Thursday, October 2, 2014

Benjamin Franklin Tisdale

B. F. Tisdale c1850, belletisdale.blogspot.com














Benjamin Franklin Tisdale (1823 - 1876)

The 1850s
Belle Tisdale's parents, Benjamin Franklin Tisdale and Eliza Helen Pratt, were married on the 29th of July 1851 in Baton Rouge, Louisiana. Eliza had just turned 14 on March 11. Benjamin was 28 years old. This photo of B. F. Tisdale (as he always signed his name) was probably taken about that time. It appears to be a photographic copy of a Daguerreotype or Ambrotype printed on canvas. Location of the original is unknown.

B. F. had probably known the family for some time as he and Eliza's sister's husband, William McCaughey, were members of the same Masonic Lodge.
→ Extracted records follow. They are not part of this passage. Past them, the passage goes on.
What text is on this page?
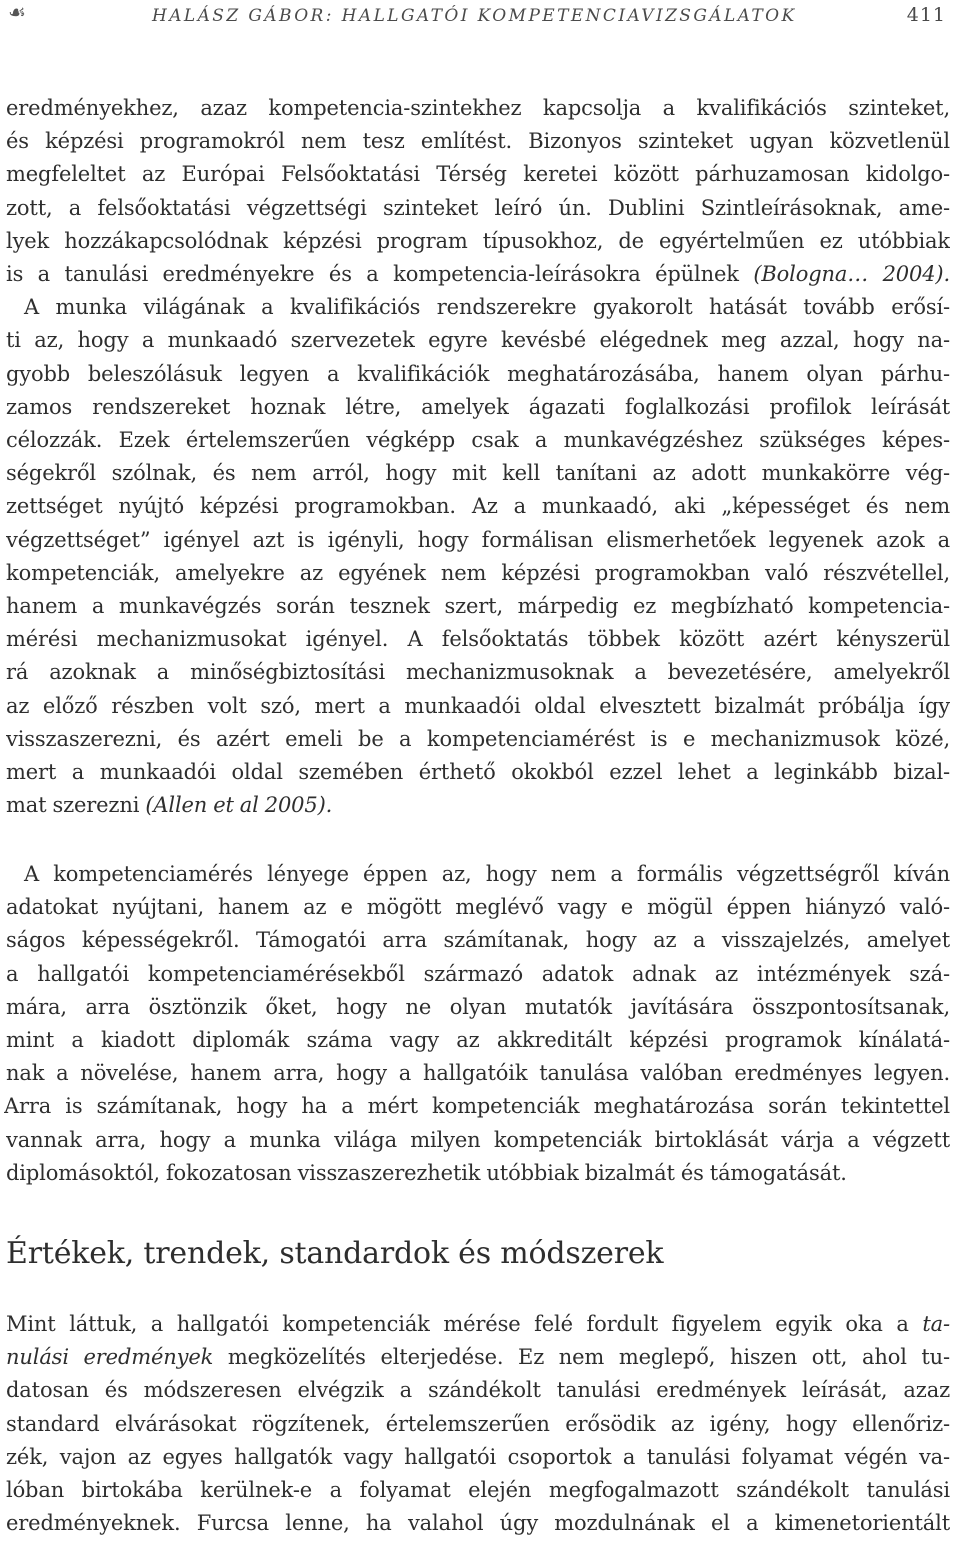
☙	HALÁSZ GÁBOR: HALLGATÓI KOMPETENCIAVIZSGÁLATOK	411
eredményekhez, azaz kompetencia-szintekhez kapcsolja a kvalifikációs szinteket,
és képzési programokról nem tesz említést. Bizonyos szinteket ugyan közvetlenül
megfeleltet az Európai Felsőoktatási Térség keretei között párhuzamosan kidolgo-
zott, a felsőoktatási végzettségi szinteket leíró ún. Dublini Szintleírásoknak, ame-
lyek hozzákapcsolódnak képzési program típusokhoz, de egyértelműen ez utóbbiak
is a tanulási eredményekre és a kompetencia-leírásokra épülnek (Bologna… 2004).
A munka világának a kvalifikációs rendszerekre gyakorolt hatását tovább erősí-
ti az, hogy a munkaadó szervezetek egyre kevésbé elégednek meg azzal, hogy na-
gyobb beleszólásuk legyen a kvalifikációk meghatározásába, hanem olyan párhu-
zamos rendszereket hoznak létre, amelyek ágazati foglalkozási profilok leírását
célozzák. Ezek értelemszerűen végképp csak a munkavégzéshez szükséges képes-
ségekről szólnak, és nem arról, hogy mit kell tanítani az adott munkakörre vég-
zettséget nyújtó képzési programokban. Az a munkaadó, aki „képességet és nem
végzettséget” igényel azt is igényli, hogy formálisan elismerhetőek legyenek azok a
kompetenciák, amelyekre az egyének nem képzési programokban való részvétellel,
hanem a munkavégzés során tesznek szert, márpedig ez megbízható kompetencia-
mérési mechanizmusokat igényel. A felsőoktatás többek között azért kényszerül
rá azoknak a minőségbiztosítási mechanizmusoknak a bevezetésére, amelyekről
az előző részben volt szó, mert a munkaadói oldal elvesztett bizalmát próbálja így
visszaszerezni, és azért emeli be a kompetenciamérést is e mechanizmusok közé,
mert a munkaadói oldal szemében érthető okokból ezzel lehet a leginkább bizal-
mat szerezni (Allen et al 2005).
A kompetenciamérés lényege éppen az, hogy nem a formális végzettségről kíván
adatokat nyújtani, hanem az e mögött meglévő vagy e mögül éppen hiányzó való-
ságos képességekről. Támogatói arra számítanak, hogy az a visszajelzés, amelyet
a hallgatói kompetenciamérésekből származó adatok adnak az intézmények szá-
mára, arra ösztönzik őket, hogy ne olyan mutatók javítására összpontosítsanak,
mint a kiadott diplomák száma vagy az akkreditált képzési programok kínálatá-
nak a növelése, hanem arra, hogy a hallgatóik tanulása valóban eredményes legyen.
Arra is számítanak, hogy ha a mért kompetenciák meghatározása során tekintettel
vannak arra, hogy a munka világa milyen kompetenciák birtoklását várja a végzett
diplomásoktól, fokozatosan visszaszerezhetik utóbbiak bizalmát és támogatását.
Értékek, trendek, standardok és módszerek
Mint láttuk, a hallgatói kompetenciák mérése felé fordult figyelem egyik oka a ta-
nulási eredmények megközelítés elterjedése. Ez nem meglepő, hiszen ott, ahol tu-
datosan és módszeresen elvégzik a szándékolt tanulási eredmények leírását, azaz
standard elvárásokat rögzítenek, értelemszerűen erősödik az igény, hogy ellenőriz-
zék, vajon az egyes hallgatók vagy hallgatói csoportok a tanulási folyamat végén va-
lóban birtokába kerülnek-e a folyamat elején megfogalmazott szándékolt tanulási
eredményeknek. Furcsa lenne, ha valahol úgy mozdulnának el a kimenetorientált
Benjamin may have met Eliza when he came to the Pratt house for William McCaughey's funeral in March of 1850. B. F. Tisdale had married Maria Pike in 1846 and she died of “fever” in September of 1849. (U. S. Census Mortality Schedule.) It may have been Yellow Fever, which struck Louisiana hard that year and killed 769 people in New Orleans alone. (Yellow Fever Deaths in New Orleans, 1817-1905, Louisiana Division, New Orleans Public Library.) http://nutrias.org/facts/feverdeaths.htm

We find B. F. Tisdale on the 1850 U. S. Census in Baton Rouge which at that time had a population of 3,905. He is age 27, a clerk, living in a boarding house.
It is a fairly up-scale boarding house as some of the other residents listed are a school master, a carriage maker, a dentist, and a physician. He says that he was born in Alabama, but we know that he was born on 19 March 1823 in New Bern, North Carolina, son of Nathan Tisdale, a silversmith, and his second wife, Mary "Polly" Wade. B. F. Tisdale was named for his famous relative Benjamin Franklin. The family was quite proud of being related to Ben Franklin and it took a lot of research to figure out the connection. Our common ancestors were Benjamin Franklin's grandparents, Peter Folger and Mary Morell. Ben Franklin was B. F. Tisdale's first cousin four times removed and my first cousin eight times removed.

An article titled “Some Memories of the Magee Farmhouse” by Belle Tisdale's nephew, Marion E. Tisdale, Jr., says that Nathan Tisdale bought “a small plantation on the Tombigbee River and traveled here by wagon train with his family in 1830." Daughter Mary Tisdale "and her older brother, Joseph Wade Tisdale, probably helped care for their younger siblings, N. O. J., Benjamin Franklin and John on the trip to Alabama.” Nathan Tisdale and his family are listed on the 1830 U. S. Census in New Bern, North Carolina, so they moved to Alabama some time after June 1830. Nathan and Polly Tisdale both died in 1839.

B. F. Tisdale was an accountant for William S. Pike at Pike Brothers and Co. in Baton Rouge for several years after he and Eliza married. The couple may have lived with Eliza's parents for a while.

Belle's cousin, Kate Craig Couturie, wrote to her cousin, Will Itti, in 1904:
In 1853 they [Grandfather and Grandmother Pratt] moved out onto the Plantation five miles east of Baton Rouge on account of the yellow fever which was very bad that year.” [7,849 deaths in New Orleans, the worst yellow fever epidemic in the history of Louisiana]  The family often spent time at Oakland, their Grandparents' plantation in East Baton Rouge Parish, and it was there that most of Belle's letters are written. 

Eliza's first two children, Mary Bernice (1853) and Arabella Mariah “Belle” (1855), were born in Baton Rouge. A third daughter, Florence Helen, was probably born there also as she does not appear in the New Orleans Index to Births. She died in December 1858 at the age of 18 months old and is buried in Magnolia Cemetery in Baton Rouge. The next seven children were born in New Orleans from 1860 to 1874. I cannot find B. F. and Eliza Tisdale in the 1860 U. S. Census, but B. F. is listed in the 1861 New Orleans City Directory. He is working for John B. Murison & Co. on Calliope Street.